Unsupervised Multi-Scale Segmentation of 3D Subcellular World with Stable Diffusion Foundation Model
Abstract
We introduce an unsupervised approach for segmenting multiscale subcellular objects in 3D volumetric cryo-electron tomography (cryo-ET) images. To this end, we address key challenges such as lack of annotated data, large data volumes, high heterogeneity of subcellular shapes and sizes, and high inter-domain variability of cellular cryo-ET images across different experiments and contexts. Our method requires users to only select a small number of slabs from a few representative tomograms in the dataset. The core of our method is extracting features for the corresponding slabs, leveraging a Stable Diffusion foundation model pretrained on mostly natural images.
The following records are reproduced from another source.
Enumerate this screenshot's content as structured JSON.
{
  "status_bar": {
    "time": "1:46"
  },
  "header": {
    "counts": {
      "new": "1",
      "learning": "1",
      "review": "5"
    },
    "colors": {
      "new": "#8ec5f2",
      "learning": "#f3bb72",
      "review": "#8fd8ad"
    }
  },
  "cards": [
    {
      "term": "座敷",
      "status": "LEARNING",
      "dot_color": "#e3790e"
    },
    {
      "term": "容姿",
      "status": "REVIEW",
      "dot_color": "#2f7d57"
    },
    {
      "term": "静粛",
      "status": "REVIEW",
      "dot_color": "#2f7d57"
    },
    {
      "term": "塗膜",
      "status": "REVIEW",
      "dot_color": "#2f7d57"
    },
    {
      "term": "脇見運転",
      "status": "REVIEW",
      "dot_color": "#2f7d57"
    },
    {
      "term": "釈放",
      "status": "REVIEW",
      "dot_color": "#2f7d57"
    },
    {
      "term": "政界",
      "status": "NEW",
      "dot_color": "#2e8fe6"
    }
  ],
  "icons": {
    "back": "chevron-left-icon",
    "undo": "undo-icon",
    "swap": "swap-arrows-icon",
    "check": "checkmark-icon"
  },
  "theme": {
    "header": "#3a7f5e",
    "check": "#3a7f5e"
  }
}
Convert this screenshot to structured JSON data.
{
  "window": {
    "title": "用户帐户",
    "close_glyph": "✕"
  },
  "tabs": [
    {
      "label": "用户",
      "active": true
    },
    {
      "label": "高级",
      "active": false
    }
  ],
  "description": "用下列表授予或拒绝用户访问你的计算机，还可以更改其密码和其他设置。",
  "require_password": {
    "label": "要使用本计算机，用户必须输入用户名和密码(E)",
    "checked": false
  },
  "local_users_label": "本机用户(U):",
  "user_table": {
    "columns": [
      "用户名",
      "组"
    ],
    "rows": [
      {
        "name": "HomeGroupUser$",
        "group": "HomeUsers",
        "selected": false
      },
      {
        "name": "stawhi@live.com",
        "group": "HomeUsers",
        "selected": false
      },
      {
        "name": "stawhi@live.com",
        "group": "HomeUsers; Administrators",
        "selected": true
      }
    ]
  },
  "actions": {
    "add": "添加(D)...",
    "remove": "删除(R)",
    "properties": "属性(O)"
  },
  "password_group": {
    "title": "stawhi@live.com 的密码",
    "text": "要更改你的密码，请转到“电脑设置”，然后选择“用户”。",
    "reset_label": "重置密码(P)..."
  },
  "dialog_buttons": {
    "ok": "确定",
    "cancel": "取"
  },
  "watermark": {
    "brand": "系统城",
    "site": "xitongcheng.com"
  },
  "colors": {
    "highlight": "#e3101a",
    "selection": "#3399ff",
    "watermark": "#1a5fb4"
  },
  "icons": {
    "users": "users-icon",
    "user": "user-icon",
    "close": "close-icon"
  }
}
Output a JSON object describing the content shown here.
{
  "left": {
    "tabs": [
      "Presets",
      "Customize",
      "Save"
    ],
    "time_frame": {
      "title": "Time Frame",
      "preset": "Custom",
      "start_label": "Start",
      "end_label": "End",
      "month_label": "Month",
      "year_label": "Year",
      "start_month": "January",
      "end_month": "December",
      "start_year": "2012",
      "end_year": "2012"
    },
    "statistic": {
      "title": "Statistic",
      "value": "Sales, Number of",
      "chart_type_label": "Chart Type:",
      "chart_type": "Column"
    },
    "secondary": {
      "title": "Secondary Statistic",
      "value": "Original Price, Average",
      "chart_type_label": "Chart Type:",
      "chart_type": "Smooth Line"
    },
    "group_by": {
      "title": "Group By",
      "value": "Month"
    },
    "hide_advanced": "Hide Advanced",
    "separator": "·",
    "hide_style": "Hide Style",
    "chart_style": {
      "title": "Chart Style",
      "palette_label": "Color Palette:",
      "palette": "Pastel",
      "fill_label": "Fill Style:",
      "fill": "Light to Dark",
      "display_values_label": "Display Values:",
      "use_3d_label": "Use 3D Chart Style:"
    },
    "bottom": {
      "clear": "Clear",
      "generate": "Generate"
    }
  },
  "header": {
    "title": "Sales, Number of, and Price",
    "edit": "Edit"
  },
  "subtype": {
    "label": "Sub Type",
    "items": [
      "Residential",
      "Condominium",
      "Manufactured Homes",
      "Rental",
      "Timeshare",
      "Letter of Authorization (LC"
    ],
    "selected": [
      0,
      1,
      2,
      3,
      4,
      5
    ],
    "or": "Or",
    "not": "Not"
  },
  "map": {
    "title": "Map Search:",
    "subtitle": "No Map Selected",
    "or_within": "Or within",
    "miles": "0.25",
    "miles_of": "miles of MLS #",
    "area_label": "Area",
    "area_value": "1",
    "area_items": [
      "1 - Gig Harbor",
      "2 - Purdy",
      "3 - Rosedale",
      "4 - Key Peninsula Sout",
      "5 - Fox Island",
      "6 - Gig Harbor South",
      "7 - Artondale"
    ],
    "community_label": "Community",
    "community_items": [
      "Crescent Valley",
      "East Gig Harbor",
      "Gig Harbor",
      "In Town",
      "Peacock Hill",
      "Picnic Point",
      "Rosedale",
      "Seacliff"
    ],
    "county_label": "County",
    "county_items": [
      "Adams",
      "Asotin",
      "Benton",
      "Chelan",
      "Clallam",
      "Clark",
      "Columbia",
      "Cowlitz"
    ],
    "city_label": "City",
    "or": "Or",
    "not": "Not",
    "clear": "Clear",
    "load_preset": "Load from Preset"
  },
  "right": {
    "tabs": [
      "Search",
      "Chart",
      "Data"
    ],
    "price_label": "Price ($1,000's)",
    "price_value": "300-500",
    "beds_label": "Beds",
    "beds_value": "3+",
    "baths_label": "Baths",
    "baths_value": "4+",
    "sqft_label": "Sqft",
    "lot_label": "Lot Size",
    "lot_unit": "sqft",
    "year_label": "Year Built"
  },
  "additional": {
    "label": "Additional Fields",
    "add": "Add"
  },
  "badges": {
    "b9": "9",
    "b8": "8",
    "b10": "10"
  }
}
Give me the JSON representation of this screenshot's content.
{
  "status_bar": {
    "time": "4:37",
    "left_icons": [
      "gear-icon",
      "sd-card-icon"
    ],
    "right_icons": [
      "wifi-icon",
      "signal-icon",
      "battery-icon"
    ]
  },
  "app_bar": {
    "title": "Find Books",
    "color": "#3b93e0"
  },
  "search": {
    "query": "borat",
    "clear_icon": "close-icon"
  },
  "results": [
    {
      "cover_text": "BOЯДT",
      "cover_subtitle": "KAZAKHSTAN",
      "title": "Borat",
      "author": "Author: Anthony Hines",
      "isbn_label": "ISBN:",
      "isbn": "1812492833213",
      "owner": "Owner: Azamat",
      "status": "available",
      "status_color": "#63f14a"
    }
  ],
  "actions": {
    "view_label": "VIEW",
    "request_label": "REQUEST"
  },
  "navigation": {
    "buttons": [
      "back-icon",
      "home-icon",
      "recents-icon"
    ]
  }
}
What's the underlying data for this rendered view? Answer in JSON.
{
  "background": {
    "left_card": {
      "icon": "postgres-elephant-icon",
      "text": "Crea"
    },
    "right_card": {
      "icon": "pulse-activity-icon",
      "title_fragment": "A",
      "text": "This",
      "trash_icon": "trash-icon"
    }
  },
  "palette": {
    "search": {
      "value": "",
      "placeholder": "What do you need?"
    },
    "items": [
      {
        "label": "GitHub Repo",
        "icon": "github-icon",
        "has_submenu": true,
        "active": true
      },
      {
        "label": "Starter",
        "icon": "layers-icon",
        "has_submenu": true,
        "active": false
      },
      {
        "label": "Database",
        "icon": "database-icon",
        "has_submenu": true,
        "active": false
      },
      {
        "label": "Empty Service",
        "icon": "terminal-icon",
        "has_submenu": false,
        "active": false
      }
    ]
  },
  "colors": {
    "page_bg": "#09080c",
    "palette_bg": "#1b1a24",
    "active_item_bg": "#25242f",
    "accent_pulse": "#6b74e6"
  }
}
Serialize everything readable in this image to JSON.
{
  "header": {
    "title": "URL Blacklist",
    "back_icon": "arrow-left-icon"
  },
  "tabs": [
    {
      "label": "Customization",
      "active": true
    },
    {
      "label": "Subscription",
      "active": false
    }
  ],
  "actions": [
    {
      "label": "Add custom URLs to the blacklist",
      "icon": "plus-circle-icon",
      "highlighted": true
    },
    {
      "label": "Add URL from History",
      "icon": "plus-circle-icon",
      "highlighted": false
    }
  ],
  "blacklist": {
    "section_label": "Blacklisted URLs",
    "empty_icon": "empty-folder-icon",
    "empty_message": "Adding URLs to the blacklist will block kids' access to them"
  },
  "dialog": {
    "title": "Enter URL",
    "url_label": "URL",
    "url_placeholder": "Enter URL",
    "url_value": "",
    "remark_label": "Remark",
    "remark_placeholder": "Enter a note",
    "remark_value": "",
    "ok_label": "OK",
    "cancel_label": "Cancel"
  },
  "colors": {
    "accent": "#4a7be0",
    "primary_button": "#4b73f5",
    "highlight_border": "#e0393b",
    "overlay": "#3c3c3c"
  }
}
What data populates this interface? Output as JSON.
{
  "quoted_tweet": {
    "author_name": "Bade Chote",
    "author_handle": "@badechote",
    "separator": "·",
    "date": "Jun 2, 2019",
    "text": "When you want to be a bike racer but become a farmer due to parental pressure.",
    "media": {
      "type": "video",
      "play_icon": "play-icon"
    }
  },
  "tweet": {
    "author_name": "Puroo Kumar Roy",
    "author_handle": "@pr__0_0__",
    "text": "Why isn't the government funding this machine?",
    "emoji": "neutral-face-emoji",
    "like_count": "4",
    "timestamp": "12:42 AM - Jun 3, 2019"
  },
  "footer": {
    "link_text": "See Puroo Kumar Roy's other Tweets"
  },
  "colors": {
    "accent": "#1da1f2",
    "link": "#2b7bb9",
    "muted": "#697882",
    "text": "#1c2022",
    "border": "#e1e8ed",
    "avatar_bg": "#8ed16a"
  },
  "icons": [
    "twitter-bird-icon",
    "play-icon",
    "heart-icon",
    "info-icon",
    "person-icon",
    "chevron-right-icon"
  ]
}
The feature extraction is followed by a novel heuristic-based feature aggregation strategy, and adaptive thresholding to segment the aggregated features. The resulting masks are refined with pretrained CellPose to split composite regions, and then utilized as pseudo-ground truth for training supervised deep learning models. We validated our unsupervised foundation-model based pipeline on publicly available cryo-ET benchmark datasets, demonstrating performance that closely approximates expert human annotations. This fully automated, data-driven framework enables the mining of multi-scale subcellular patterns, paving the way for accelerated biological discoveries from large-scale cellular cryo-ET datasets.